Take this little bit of metrics from the same study: millennials earn an average household income of $40,581 -- that's 20% less than baby boomers at the exact same age. Quite the divide.
So What's the Cause? Lack of Those Young Home Buyers on the Market: That's Why
You can't blame them, of course. These are difficult times, the challenges growing in finding the best possible homes on the market, or even the highest paying jobs. Case in point, here's a story for you:
Meet Andrea Ledesma. She's 28. Educated lady. But her parents? At that same age, her parents were already owning a house and raising kids. You'd expect Andrea to be in the same situation (you're wrong)....
Andrea actually graduated from college four years ago. However, she earns a paltry $18K making pizza at the Classic Slice in Milwaukee, Wisconsin. She also shares a 2-bedroom apartment with her boyfriend, saddled with $33K in student debt from the degree she currently can't find a real career out of. No mortgage. No kids. That's a drastic difference in generational wealth and the state of society!
The scary thing is that her own mother, Cheryl Romanowski, now 55 years old, was making just $10K a year working at a bank without a college education. Adjust for inflation at today's level, and that income would be roughly $19.5K. Again, I repeat: without even having a degree.
Something just isn't adding up.
However, Take Note of This Important Fact: the Reason Why Millennials Have It so Hard Is That They're Not Given the PROPER RESOURCES THEY NEED
They need access to the best possible homes. Rent-to-own homes. Financial services. The best jobs available. New innovations in careers for the new age. The study did have that one silver lining: education does help boost those incomes. But when they face challenges in finding adequate housing to avoid shelling out bloated rent payments, and lackluster positions in subpar verticals not meant for the educated millennial.... The boost is too far and few between.
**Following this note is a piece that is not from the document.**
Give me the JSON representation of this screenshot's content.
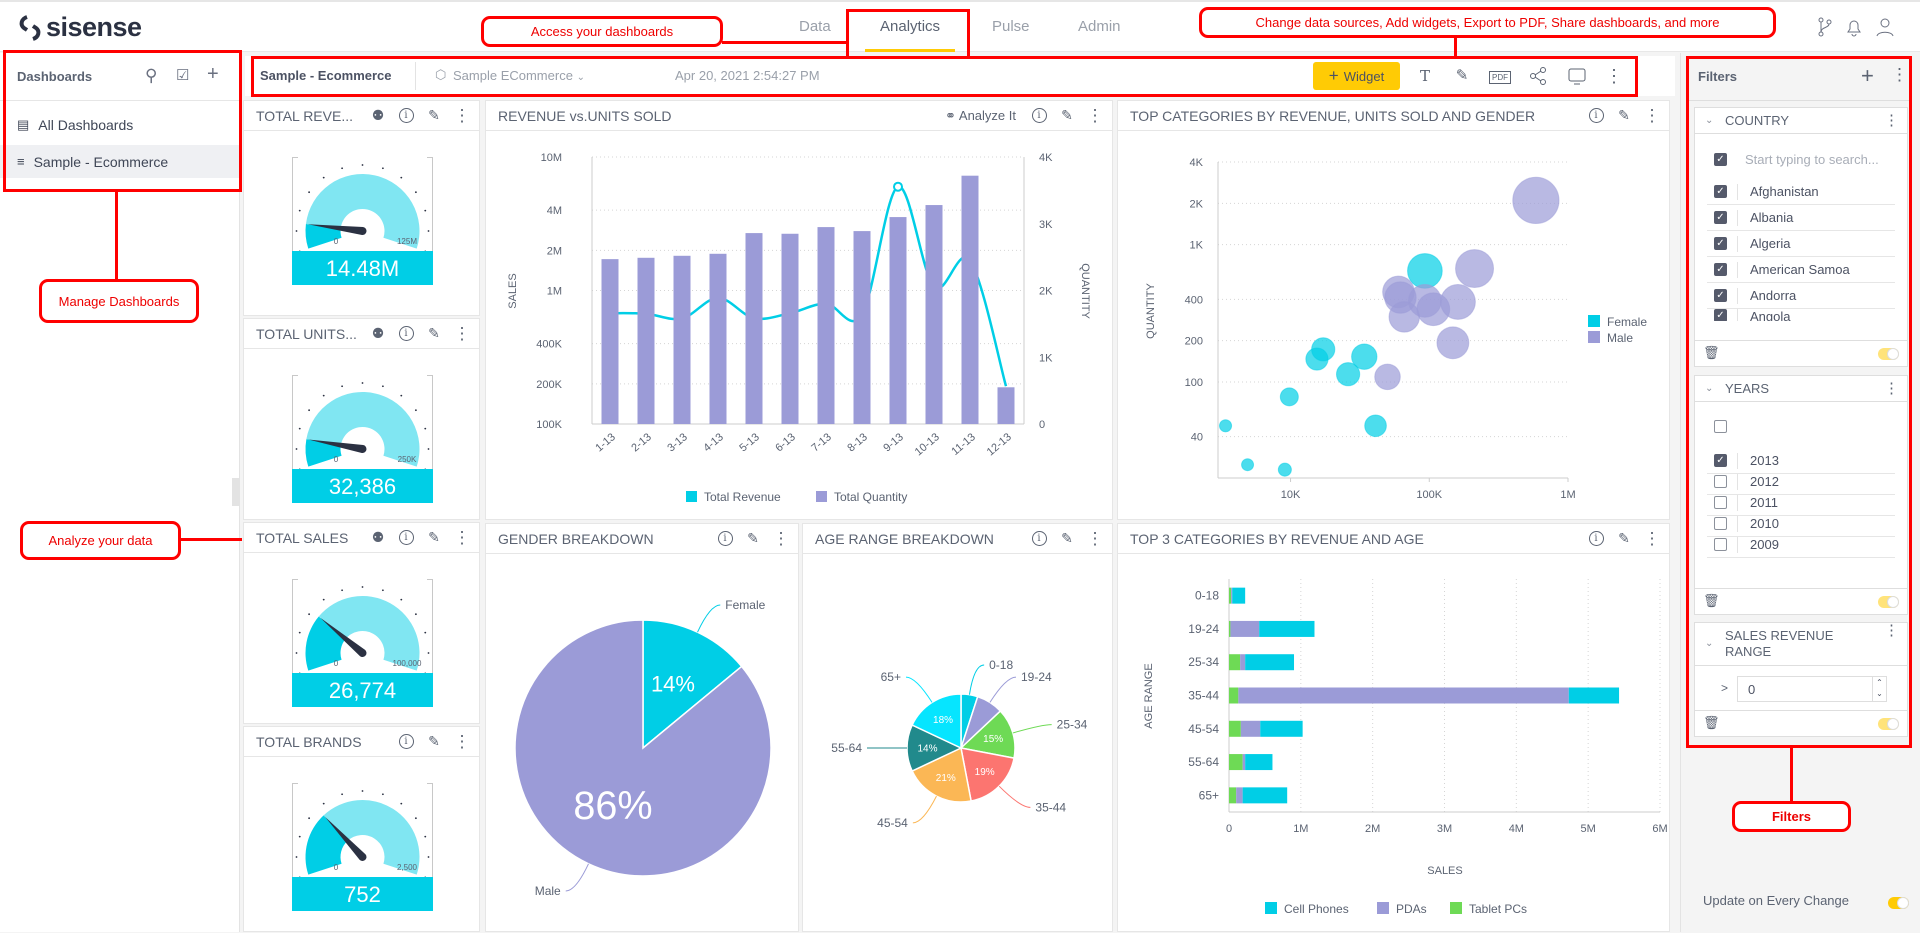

Even worse is this: those baby boomers will be affected just as badly! Indirectly, though. As millennials suffer with decreasing payroll taxes to finance social security and medicare benefits, baby boomers at their senior citizen status end up suffering just as much. So here's the bottom line:
We Need to Focus on the Millennial THAT MUCH MORE
And again, I repeat: we do that by offering as many services as possible to ensure they make it just as much as the prior generation did. It shouldn't have to be too hard for them. After all, millennials today are even more educated than baby boomers were back then. They deserve everything from more higher education assistance -- to better job resources, and more access to home ownership opportunities.
More now than ever, it's all about the millennials.